In JIB Docs (2) Teamary 2017 yet another revised version of the data booklet became available. However there is still a real problem with the atomic radii given for the elements in Groups 1, 2 and 13.

The images below show how the values for Groups 1 and 2 have changed from the data booklet used for the previous programme.

The table on the left is from Section 9 of the current 2016 data booklet whereas the table on the right is from Table 8 of the 2009 data booklet. Both give the atomic and ionic radii when multiplied by 1 x 10⁻¹² m.

‘Under the Applications and skills’ section for this sub-topic it states “Determination of the density of a pure metal from its atomic radii and crystal packing structure”.

Consider the following problem that could easily be set by the IB to cover this area.

Sodium forms a body-centred cubic unit cell. That is, the atoms occupy 68% of the available space. Determine the density of sodium.

To solve this problem we would use the 2016 data booklet (latest version updated in JIB Docs (2) Teamary 2017) to find that the radius of one sodium atom is 1.60 x 10^-10 m. We would then find the volume of one atom and hence the volume of one mole of sodium atoms. Knowing that the packing is only 68% efficient we could find the actual volume of a lattice containing one mole of sodium atoms. We know from Section 6 in the data booklet that this has a mass of 22.99 g mol^-1 so we can then determine the density by dividing the mass by the volume.

The volume of one sodium atom = 4/3 πr³

= 4/3 x 3.14 x (1.60 x 10^-10)³  m³ = 1.715 x 10^-29 m³

The volume of one mole of sodium atoms
= 1.715 x 10^-29 x 6.02 x 10²³  m³ = 1.032 x 10^-5 m³

The volume of a lattice containing one mole of sodium atoms

= 100/68 x 1.032 x 10^-5 m³ = 1.518 x 10^-5 m³

The density of sodium (knowing that the atomic mass of sodium is 22.99 g mol^-1)

= 22.99 / (1.518 x 10^-5) g m^-3 = 1.51 x 10⁶ g m^-3 = 1.51 g cm^-3

There is a serious problem with this answer. Students should realise that it cannot possibly be correct as sodium floats on water so it has a density of less than 1 g cm^-3.

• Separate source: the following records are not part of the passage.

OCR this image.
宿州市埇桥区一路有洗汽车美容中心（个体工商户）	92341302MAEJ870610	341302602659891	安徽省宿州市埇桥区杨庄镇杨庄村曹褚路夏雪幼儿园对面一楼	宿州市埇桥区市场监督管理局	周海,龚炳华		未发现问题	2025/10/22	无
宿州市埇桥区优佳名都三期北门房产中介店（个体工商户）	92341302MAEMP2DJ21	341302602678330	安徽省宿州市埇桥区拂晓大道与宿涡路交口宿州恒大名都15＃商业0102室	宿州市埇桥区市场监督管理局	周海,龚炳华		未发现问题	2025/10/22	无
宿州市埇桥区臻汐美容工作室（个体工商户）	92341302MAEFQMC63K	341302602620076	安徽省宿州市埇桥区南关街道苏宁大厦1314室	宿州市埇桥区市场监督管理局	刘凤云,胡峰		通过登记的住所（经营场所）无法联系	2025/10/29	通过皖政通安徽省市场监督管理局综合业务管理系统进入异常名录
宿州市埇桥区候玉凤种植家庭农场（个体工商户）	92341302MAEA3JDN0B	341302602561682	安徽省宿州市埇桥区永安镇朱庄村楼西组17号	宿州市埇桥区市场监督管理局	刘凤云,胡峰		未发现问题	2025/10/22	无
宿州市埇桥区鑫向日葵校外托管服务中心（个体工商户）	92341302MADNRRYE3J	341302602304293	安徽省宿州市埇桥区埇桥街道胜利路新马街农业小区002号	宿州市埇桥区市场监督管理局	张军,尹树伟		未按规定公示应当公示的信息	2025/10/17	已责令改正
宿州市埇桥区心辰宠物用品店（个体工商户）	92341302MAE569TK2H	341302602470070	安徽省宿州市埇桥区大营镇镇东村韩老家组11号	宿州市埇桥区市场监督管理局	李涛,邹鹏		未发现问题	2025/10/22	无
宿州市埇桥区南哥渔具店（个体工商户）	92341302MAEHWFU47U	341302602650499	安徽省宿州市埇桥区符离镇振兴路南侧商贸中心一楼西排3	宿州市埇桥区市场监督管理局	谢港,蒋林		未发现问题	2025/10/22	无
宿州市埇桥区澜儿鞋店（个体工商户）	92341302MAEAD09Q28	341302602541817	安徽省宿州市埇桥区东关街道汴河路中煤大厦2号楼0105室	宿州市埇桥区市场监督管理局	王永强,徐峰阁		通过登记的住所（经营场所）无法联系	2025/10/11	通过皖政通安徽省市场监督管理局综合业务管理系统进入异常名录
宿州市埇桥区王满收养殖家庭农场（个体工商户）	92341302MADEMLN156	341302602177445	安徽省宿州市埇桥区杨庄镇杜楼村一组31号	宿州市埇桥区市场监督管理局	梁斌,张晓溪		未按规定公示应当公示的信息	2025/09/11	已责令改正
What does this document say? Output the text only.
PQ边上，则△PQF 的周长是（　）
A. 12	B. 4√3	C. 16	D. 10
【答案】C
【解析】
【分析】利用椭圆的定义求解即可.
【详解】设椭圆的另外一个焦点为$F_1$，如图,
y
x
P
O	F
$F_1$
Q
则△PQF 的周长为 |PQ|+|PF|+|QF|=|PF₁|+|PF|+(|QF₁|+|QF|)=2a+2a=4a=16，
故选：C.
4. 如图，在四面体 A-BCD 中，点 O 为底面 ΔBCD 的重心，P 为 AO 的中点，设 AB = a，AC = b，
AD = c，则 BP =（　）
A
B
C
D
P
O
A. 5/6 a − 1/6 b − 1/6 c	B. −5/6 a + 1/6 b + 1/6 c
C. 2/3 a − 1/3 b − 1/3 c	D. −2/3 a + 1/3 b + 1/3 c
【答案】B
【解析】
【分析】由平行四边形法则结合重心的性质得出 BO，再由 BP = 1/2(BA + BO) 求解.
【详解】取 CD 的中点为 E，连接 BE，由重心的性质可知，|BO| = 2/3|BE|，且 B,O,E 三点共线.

In fact the density of sodium is 0.968 g cm^-3 (or 9.68 x 10⁵ g m^-3)

What happens if we use this value and work backwards to find the radius of a sodium atom?

Volume of lattice containing one mole
= 22.99 / (9.68 x 10⁵) m³= 2.38 x 10^-5 m³

Volume of one mole of sodium atoms
= 68/100 x 2.38 x 10^-5 m³ = 1.62 x 10^-5 m³

Volume of one sodium atom
= 1.62 x 10^-5 / 6.02 x 10²³ m³ = 2.69 x 10^-29 m³

(Radius of a sodium atom)³ = 2.69 x 10^-29 x ¾ x 1/3.14 = 6.43 x 10^-30 m³

Radius of one sodium atom
= (6.43 x 10^-30)^⅓ m = 1.86 x 10^-10 m = 186 x 10^-12 m

Surprise surprise. Where have we seen this value before? It is the value given in the old data booklet (see above) that used the value for the metallic radius for sodium (and the other metals). I do wonder why all the values were changed and whether anyone gave any serious thought to it. The new values, which give the covalent radii rather than the metallic radii, have the potential to cause considerable problems in the examinations on the new programme when the new data booklet (for first exams in 2016) will be used.